Marriage is an ancient institution that has survived the test of time. In fact, apocalyptic predictions on the growing divorce rates have always fallen flat with more and more couples choosing to get married.
But, it is surprising to see that, we end up making the same mistakes in our relationships. We never seem to learn from others. We have our hormones and millions of years of evolution to blame for this. Physical attraction continues to play a major role in the choice of our partner. However, the demands of a long-term relationship go above and beyond what your hormones might tell us!
If you really care for a long-term relationship, watch out for these three signs that invariably catch couples unaware. That’s not all. Try answering four simple questions to diagnose fundamental issues in your relationship-
1. Mismatched expectations
Most couples will make conscious effort to show only their best side at the start of a relationship. But, as the relationship gets older, real issues start tumbling out of the closet. Suddenly, the spark of the relationship disappears! Things get complicated and difficult than before. The culprit, in this case, is mismatched expectations.
Here are simple questions that will help you recognize mismatched expectations:
- What is your primary expectation from your partner?
- What efforts does your partner make to meet your primary expectation?
- In the last one week, how many times did you say no to your partner for anything?

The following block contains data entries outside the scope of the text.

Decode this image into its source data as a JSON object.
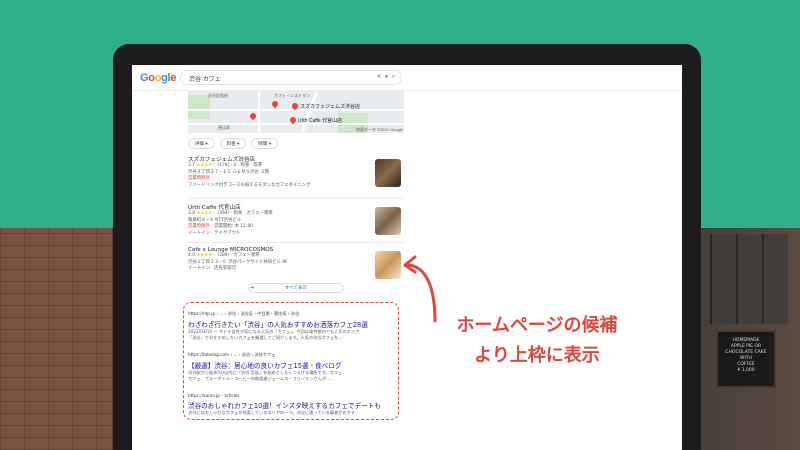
{
  "google": {
    "logo": [
      "G",
      "o",
      "o",
      "g",
      "l",
      "e"
    ],
    "search_value": "渋谷 カフェ"
  },
  "map": {
    "labels": [
      "カフェ・レストラン",
      "スズカフェジェムズ渋谷店",
      "Urth Caffe 代官山店",
      "地図データ ©2021 Google",
      "渋谷区役所",
      "恵比寿"
    ]
  },
  "filters": [
    "評価",
    "料金",
    "時間"
  ],
  "places": [
    {
      "name": "スズカフェジェムズ渋谷店",
      "rating": "3.7",
      "rating_line": "(176) · 0 · 和食 · 喫茶",
      "address": "渋谷３丁目２７−１１ ＧＥＭＳ渋谷 ３階",
      "status": "営業時間外",
      "desc": "フリードリンク付きコースも揃えるモダンなカフェダイニング"
    },
    {
      "name": "Urth Caffe 代官山店",
      "rating": "3.8",
      "rating_line": "(394) · 和食 · カフェ・喫茶",
      "address": "猿楽町８−９ NTT渋谷ビル",
      "status": "営業時間外",
      "status_suffix": " · 営業開始: 木 11:00",
      "desc": "イートイン · テイクアウト"
    },
    {
      "name": "Cafe x Lounge MICROCOSMOS",
      "rating": "4.0",
      "rating_line": "(289) · カフェ・喫茶",
      "address": "渋谷１丁目２３−６ 渋谷パークサイド共同ビル 9F",
      "desc": "イートイン · 店先受取可"
    }
  ],
  "more_button": "すべて表示",
  "results": [
    {
      "url": "https://ntp.jp › ... › 渋谷 › 渋谷区・中目黒・恵比寿 › 渋谷",
      "title": "わざわざ行きたい「渋谷」の人気おすすめお洒落カフェ28選",
      "snip1": "2021/03/10 — 今ドキ女性が気になる人気の「カフェ」。今回は東京都内でも人気のエリア",
      "snip2": "「渋谷」でおすすめしたいカフェを厳選してご紹介します。人気の渋谷カフェを..."
    },
    {
      "url": "https://tabelog.com › ... › 渋谷 › 渋谷カフェ",
      "title": "【厳選】渋谷：居心地の良いカフェ15選 - 食べログ",
      "snip1": "渋谷駅から徒歩5分以内に『渋谷 宮益』を始めとしたくつろげる場所です。カフェ",
      "snip2": "カフェ、ブルーボトル・コーヒーの創設者ジェームス・フリーマンさんが ..."
    },
    {
      "url": "https://aumo.jp › articles",
      "title": "渋谷のおしゃれカフェ10選！インスタ映えするカフェでデートも",
      "snip1": "渋谷にはおしゃれなカフェが充実しているエリアの一つ。渋谷に通っている事者がおすす"
    }
  ],
  "callout": {
    "line1": "ホームページの候補",
    "line2": "より上枠に表示"
  },
  "chalkboard": [
    "HOMEMADE",
    "APPLE PIE OR",
    "CHOCOLATE CAKE",
    "WITH",
    "COFFEE",
    "¥ 1,000"
  ],
  "colors": {
    "green_band": "#2fb08b",
    "accent_red": "#e0463a",
    "link_blue": "#1a0dab"
  }
}
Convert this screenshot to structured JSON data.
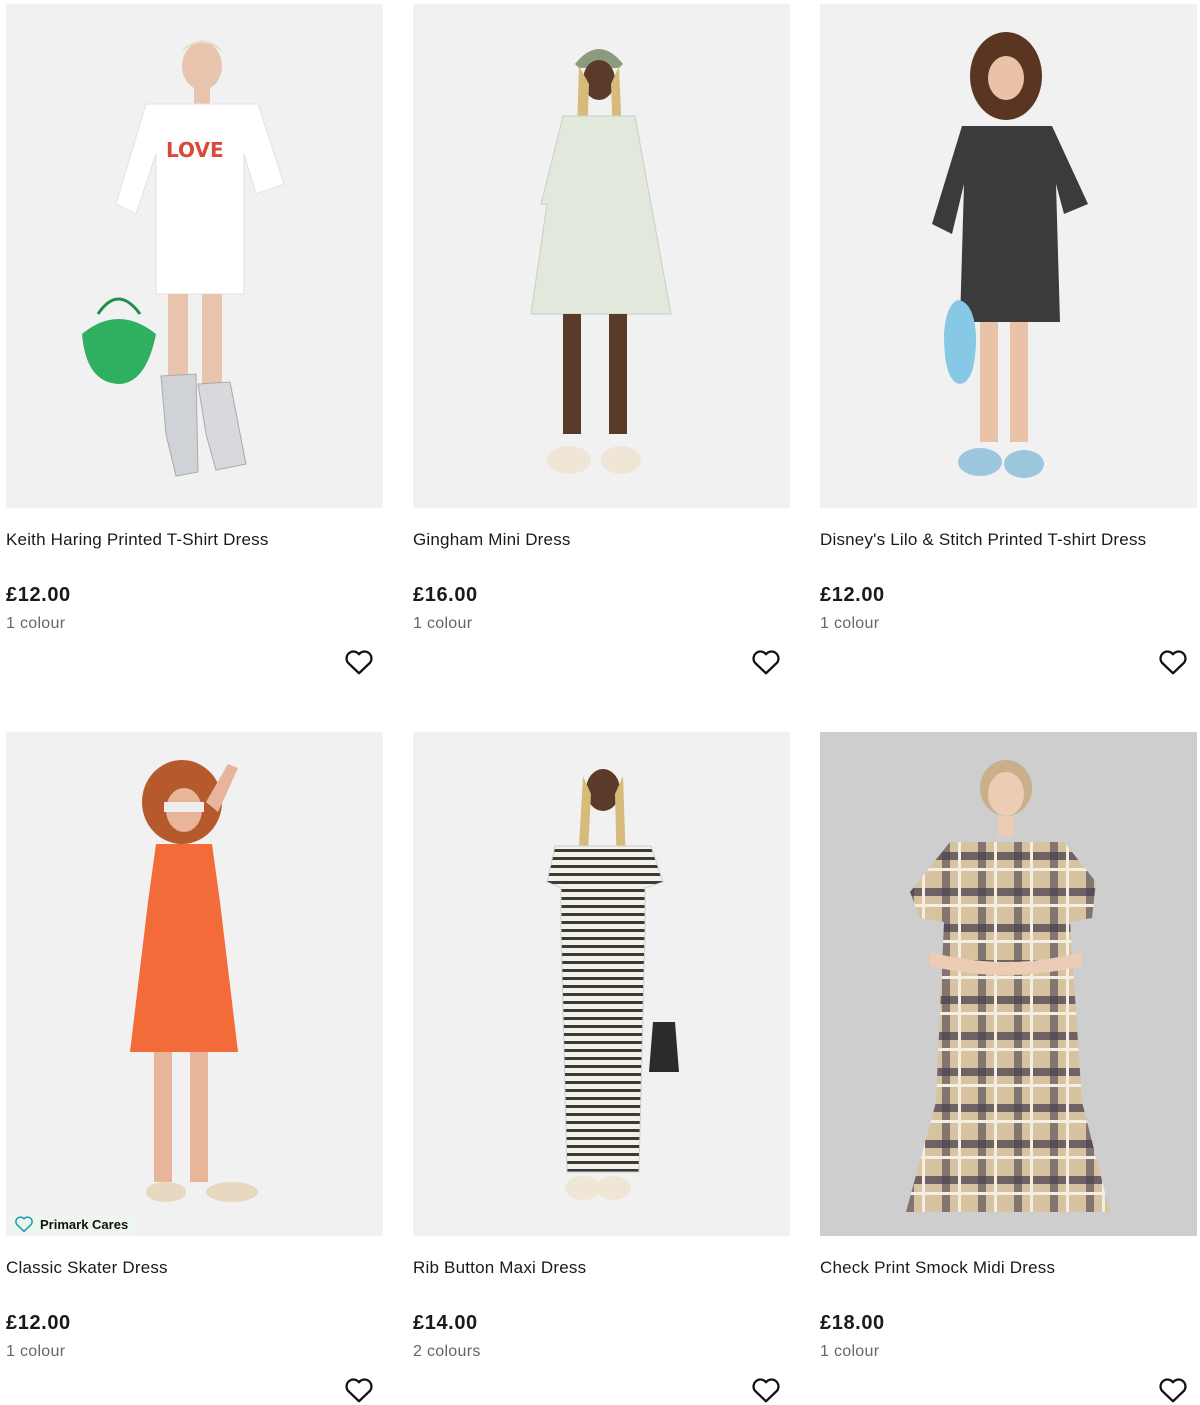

- In the last four weeks, how many times did you reach out to someone else for something your partner should have done?
If your partner is struggling to meet your primary expectations and you have a long list of things to say for questions 3 and 4, you may have to watch out.
2. Being self-centered
Some of us see a relationship as a stepping stone to fulfilling something that’s close to our heart. This isn’t necessarily a bad thing. But, exploiting the relationship for your personal need and disregarding your partner’s aspirations is toxic.
Ask yourself these questions to find out if one of you is controlling and manipulative:
- What were the instances when you put your partner’s need ahead of you?
- Do you have to stick to a specific routine or seek permission from your partner to do things you want?
- Have you ever felt your partner has sabotaged your aspirations?
- Did you ever feel jealous of your partner’s success?
3. Holding grudges
Couples break up for several reasons. Cheating, lack of communication, constant arguments, lack of intimacy are some of the reasons. However, most of these reasons are just manifestation of deeply held grudges that trigger destructive behavior. You might become the roadkill as grudges are often misdirected.
Ask yourself these questions to find out if you are in a relationship with unresolved grudges.
- Do you or your partner see the world in black and white? In other words, someone is either right or wrong?
- Do you or your partner have childhood issues that remain unresolved (such as molestation or abandonment)?
- In the last four weeks, how often have you or your partner sincerely apologized for any wrongdoing?
- In the last four weeks, how many times did you or your partner find fault over things that the other party felt was exaggerated?
Do make a conscious effort to recognize these warning signs. After all, understanding why you have issues in your relationship is the first step in mending it.